The --change-desc captured at mutation time (see cub-mutate) makes the revision history self-explaining.

Output shaping

  • -o json / -o yaml — structured. For list commands this is NOT the whole entity — only the default fields (IDs + Slug + a few). A singular get does return the whole entity.
  • --select "<fields>" / --select "*" — choose which fields a list retrieves (comma-separated; IDs + Slug always included). Required to read any non-default field via -o json/-o jq from a list — e.g. a Unit's ApplyGates/ApplyWarnings, a View's DisplayName, or a Worker's ProvidedInfo.FunctionWorkerInfo.SupportedFunctions. Without it those fields come back null/absent even though the entity has them. --select "*" returns all fields.
  • -o jq=<expression> / -o yq=<expression> — selected structured properties. When filtering metadata like .Slug note that list and get commands return an envelope structure that contains the requested entity and related entities, so a Unit Slug would be extracted with -o jq=.Unit.Slug. (On a list, combine with --select if the expression reads a non-default field.)
  • -o name — slugs only (space-resident entities print as <space-slug>/<slug>).
  • --show output -o jq=<expr> — post-process function output with jq. Each Unit's output is wrapped in a per-Unit envelope (SpaceSlug / UnitSlug / OutputType / Output), so use .Output[] to iterate results and .SpaceSlug / .UnitSlug for identity. See references/cub-cli.md.
  • --show values — strip the envelope and emit raw scalar values from AttributeValueList outputs (one per line).
  • Pipe to wc -l, sort -u, etc. for quick counts.

Tool boundary

  • Allowed: cub unit list, cub revision list, cub space list, cub function get/vet with getter/validator functions, cub trigger list, cub filter list, etc.
  • Not allowed: mutating functions from a query skill.
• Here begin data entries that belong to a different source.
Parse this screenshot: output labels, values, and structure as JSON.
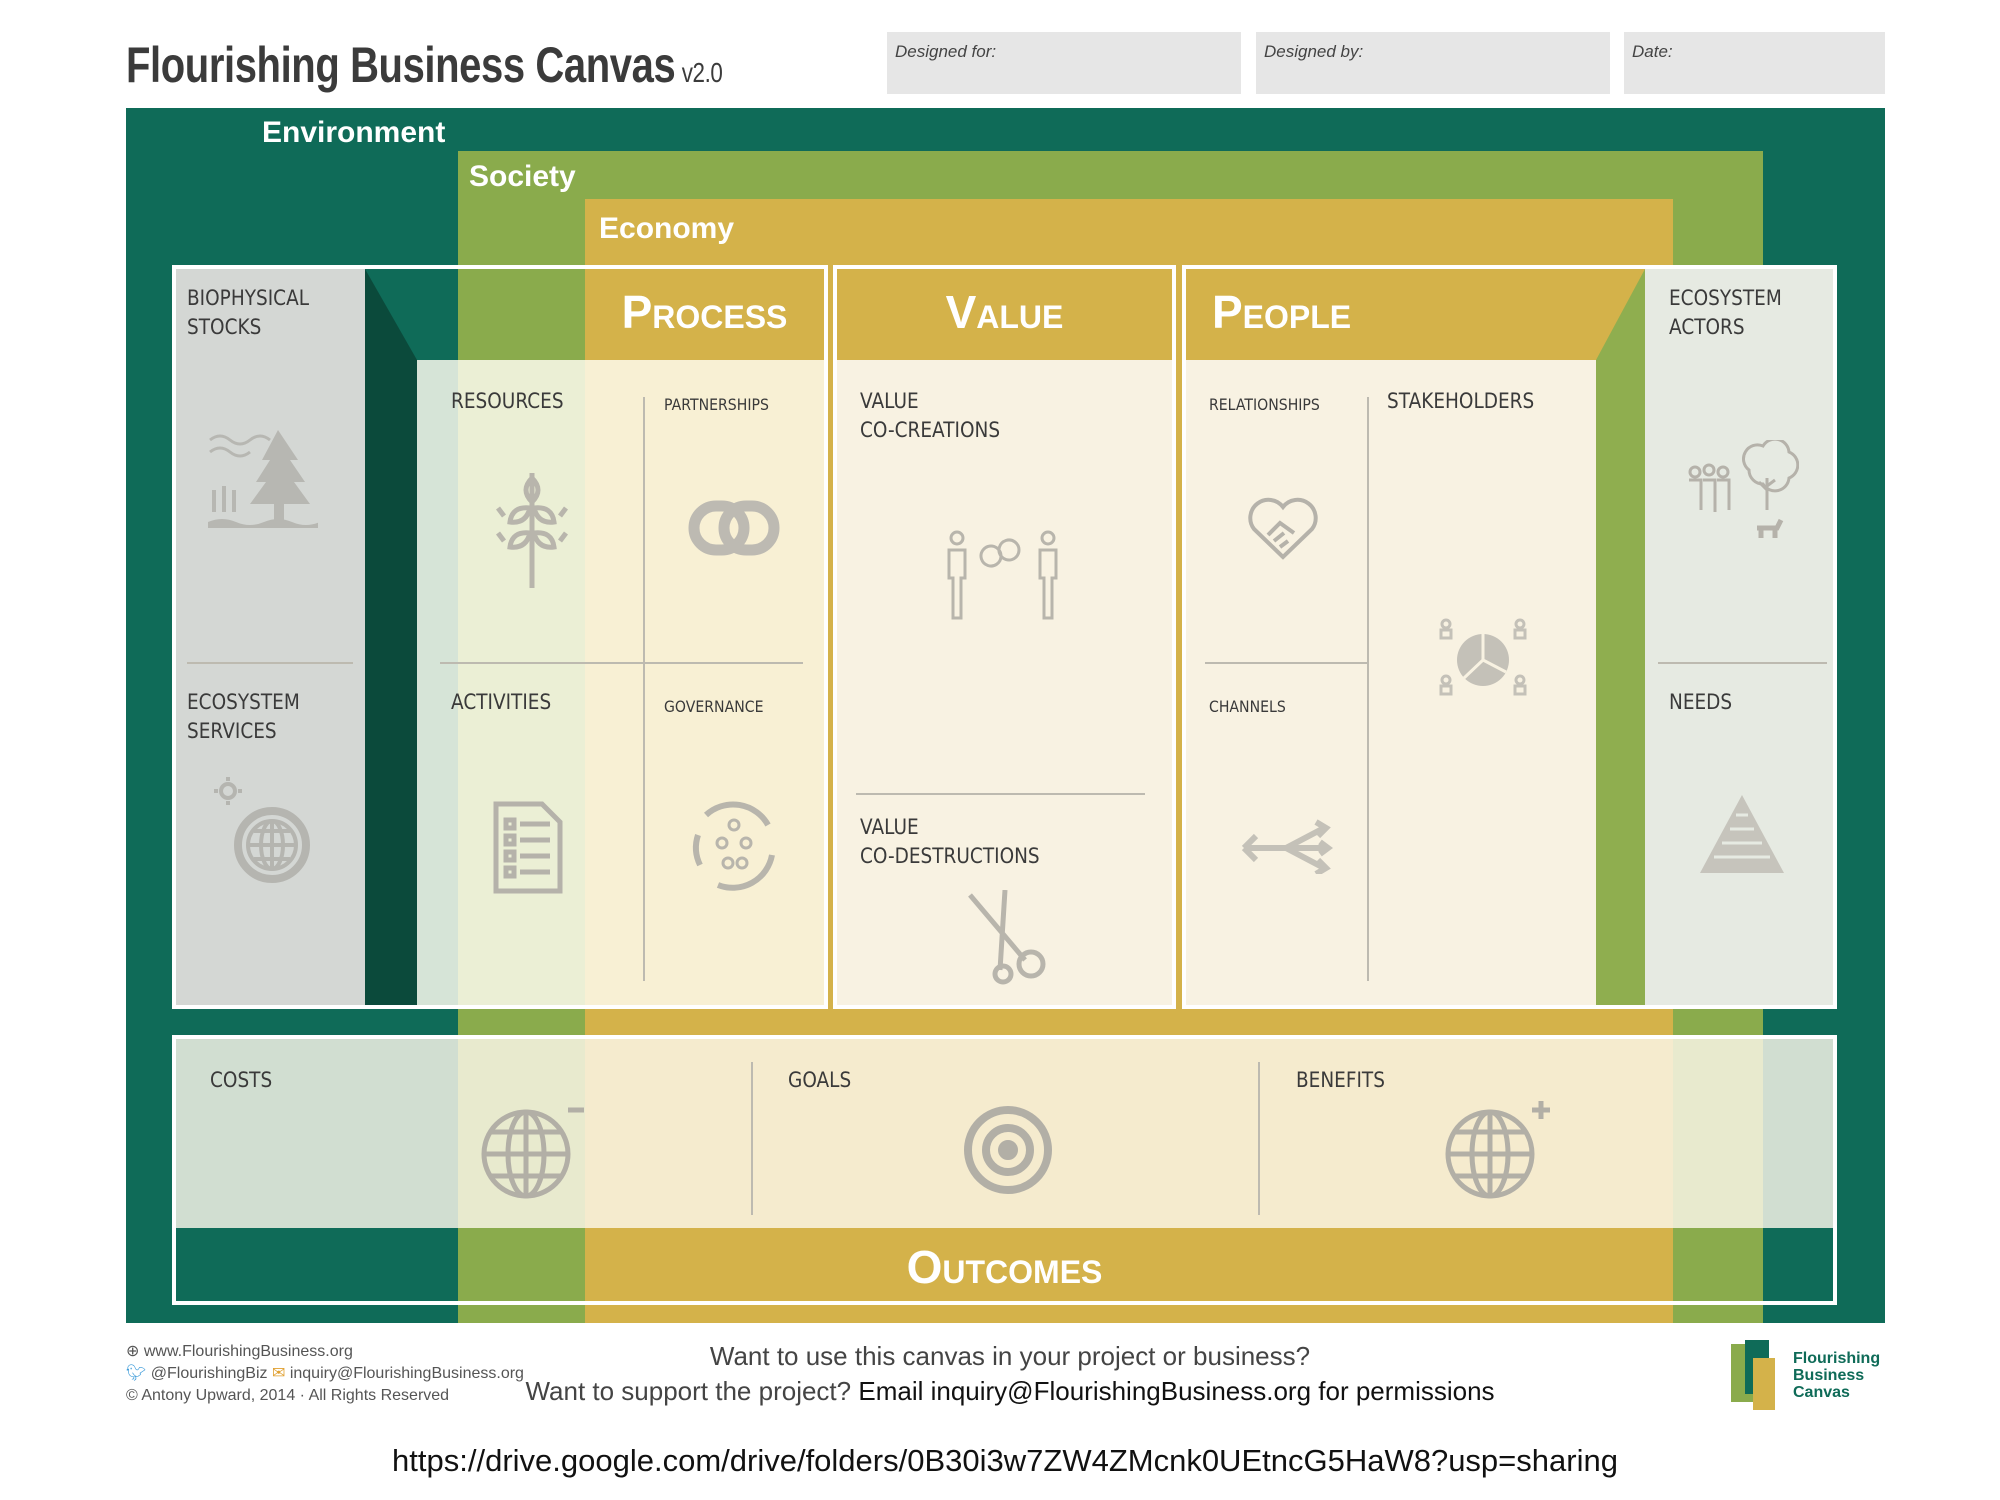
{
  "header": {
    "title": "Flourishing Business Canvas",
    "version": "v2.0",
    "designed_for": "Designed for:",
    "designed_by": "Designed by:",
    "date": "Date:"
  },
  "layers": {
    "environment": "Environment",
    "society": "Society",
    "economy": "Economy"
  },
  "colors": {
    "environment": "#0f6b58",
    "society": "#8aab4c",
    "economy": "#d4b24a",
    "dark_strip": "#0b4a3b",
    "icon": "#b5b2a8"
  },
  "columns": {
    "biophysical_stocks": "BIOPHYSICAL\nSTOCKS",
    "ecosystem_services": "ECOSYSTEM\nSERVICES",
    "process": {
      "title": "Process",
      "resources": "RESOURCES",
      "partnerships": "PARTNERSHIPS",
      "activities": "ACTIVITIES",
      "governance": "GOVERNANCE"
    },
    "value": {
      "title": "Value",
      "co_creations": "VALUE\nCO-CREATIONS",
      "co_destructions": "VALUE\nCO-DESTRUCTIONS"
    },
    "people": {
      "title": "People",
      "relationships": "RELATIONSHIPS",
      "stakeholders": "STAKEHOLDERS",
      "channels": "CHANNELS"
    },
    "ecosystem_actors": "ECOSYSTEM\nACTORS",
    "needs": "NEEDS"
  },
  "outcomes": {
    "title": "Outcomes",
    "costs": "COSTS",
    "goals": "GOALS",
    "benefits": "BENEFITS"
  },
  "footer": {
    "website": "www.FlourishingBusiness.org",
    "twitter": "@FlourishingBiz",
    "email": "inquiry@FlourishingBusiness.org",
    "copyright": "© Antony Upward, 2014 · All Rights Reserved",
    "cta_line1": "Want to use this canvas in your project or business?",
    "cta_line2_a": "Want to support the project?",
    "cta_line2_b": "Email inquiry@FlourishingBusiness.org for permissions",
    "logo_text": "Flourishing Business Canvas"
  },
  "url": "https://drive.google.com/drive/folders/0B30i3w7ZW4ZMcnk0UEtncG5HaW8?usp=sharing"
}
If the answer to a query suggests a fix, hand off to cub-mutate.

Stop conditions

  • User's intent has shifted to mutation — hand off to cub-mutate.
  • Query result set is large and unfiltered. Ask for a narrower scope before dumping thousands of rows.

Verify chain

Queries are read-only; the "verify" is cross-checking:

  1. Summarize the result in plain English ("12 Deployments across 4 spaces run more than 5 replicas; here they are").
  2. When counts matter, show the count AND a spot-check of specific entries.
  3. Offer the GUI link for deeper exploration: cub unit get <slug> --space <space> --web.

Evidence

  • cub unit get <slug> --space <space> --web — the Unit page.
  • cub space get <slug> --web — Space page with attached Triggers/Filter.
  • cub revision list <slug> --space <space> --web — revision history.

References

  • references/filters-and-queries.md — full filter vocabulary, named Filter entities, operational recipes (apply-not-completed, unapplied-changes, not-approved, has-apply-gates, needs-upgrade, has-upstream).
  • references/cub-cli.mdcub unit data / livedata / livestate / bridgestate semantics (see the "Data / LiveData / LiveState / BridgeState" table) and the where/where-data/output flags.
  • references/functions-catalog.md — getter functions by purpose (get-container-image, get-container-image-reference, get-replicas, get-env-var, get-*-path, get-placeholders, etc.).